Actually, yes, we do all look like this. |
Are the European foreigners
leaving... or staying? Are there more of us or less? Can you trust the official
numbers handled by the Authorities as ‘Gospel’? Of course, no one knows the
answers to any of these except for the last question. The National Institute of
Statistics (the INE) provides an
exhaustively detailed (and hopelessly wrong) number of foreign residents by
adding up the information found on the town hall census (the padrón). Here
is the information, by nationality, for January 2018. There are, for example,
240,934 Britons registered in Spain... and 673,017 Romanians.

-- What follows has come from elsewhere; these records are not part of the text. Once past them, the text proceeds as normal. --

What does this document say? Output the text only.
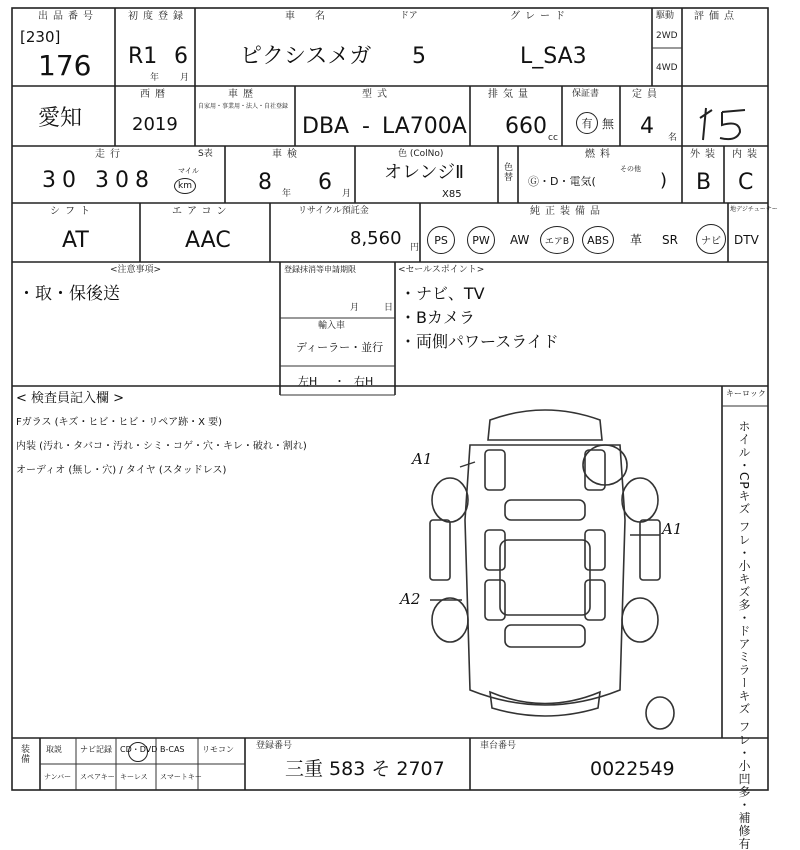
出品番号
[230]
176
初度登録
R1 6
年 月
車　名
ピクシスメガ
ドア
5
グレード
L_SA3
駆動
2WD
4WD
評価点
愛知
西暦
2019
車歴
自家用・事業用・法人・自社登録
型式
DBA - LA700A
排気量
660 cc
保証書
有 無
定員
4 名
走行
30 308	マイル
km
S表	車検
8 年 6 月
色 (ColNo)
オレンジⅡ
X85
色替
燃料
Ⓖ・D・電気(
その他
)
外装
B
内装
C
シフト
AT
エアコン
AAC
リサイクル預託金
8,560 円
純正装備品
PS	PW	AW	エアB	ABS	革 SR	ナビ
地デジチューナー
DTV
<注意事項>
・取・保後送
登録抹消等申請期限
月	日
輸入車
ディーラー・並行
左H ・ 右H
<セールスポイント>
・ナビ、TV
・Bカメラ
・両側パワースライド
< 検査員記入欄 >
Fガラス (キズ・ヒビ・ヒビ・リペア跡・X 要)
内装 (汚れ・タバコ・汚れ・シミ・コゲ・穴・キレ・破れ・割れ)
オーディオ (無し・穴) / タイヤ (スタッドレス)
キーロック
ホイル・CPキズ フレ・小キズ多・ドアミラーキズ フレ・小凹多・補修有
A1
A1
A2
装備 取説 ナビ記録 CD・DVD B-CAS リモコン
ナンバー スペアキー キーレス スマートキー
登録番号
三重 583 そ 2707
車台番号
0022549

A local foreign women’s group
in Benitatxell is led by Margaret Hales. She tells
the Levante newspaper that “I don't
think the statistics fully reflect the truth. Foreign retirees are not
returning to our countries. What happens is that many are reluctant to
register”. She makes the point that many pensioners spend six months in Spain
and the other six in their own country of origin, perhaps renting out their
property while they are away. They and many others like to ‘keep under the
radar’.
Then there’s Calpe. The
latest data from the INE put the population at 20,804 inhabitants. In the last
year, it has ‘grown’ (or perhaps ‘discovered’) another 1,213 residents. The
town hall claims, however, that between 40,000 and 45,000 people live in the
municipality for more than seven months a year...’.
All these numbers and these
doubts mean little to the Ministry of the Interior, whose job it is to look out
for the foreign residents who invest in this country – buying a house, a car
and spending regular sums – generally sent from abroad – in the local shops and
restaurants. Perhaps we need a little less talk of catching us on the (apparently
illegal) Article 720 world-wide wealth declaration, and a little more in
making our life easier – whether with a proper ID card
or in resolving
the issue of the British votes in May 2018’s municipal election.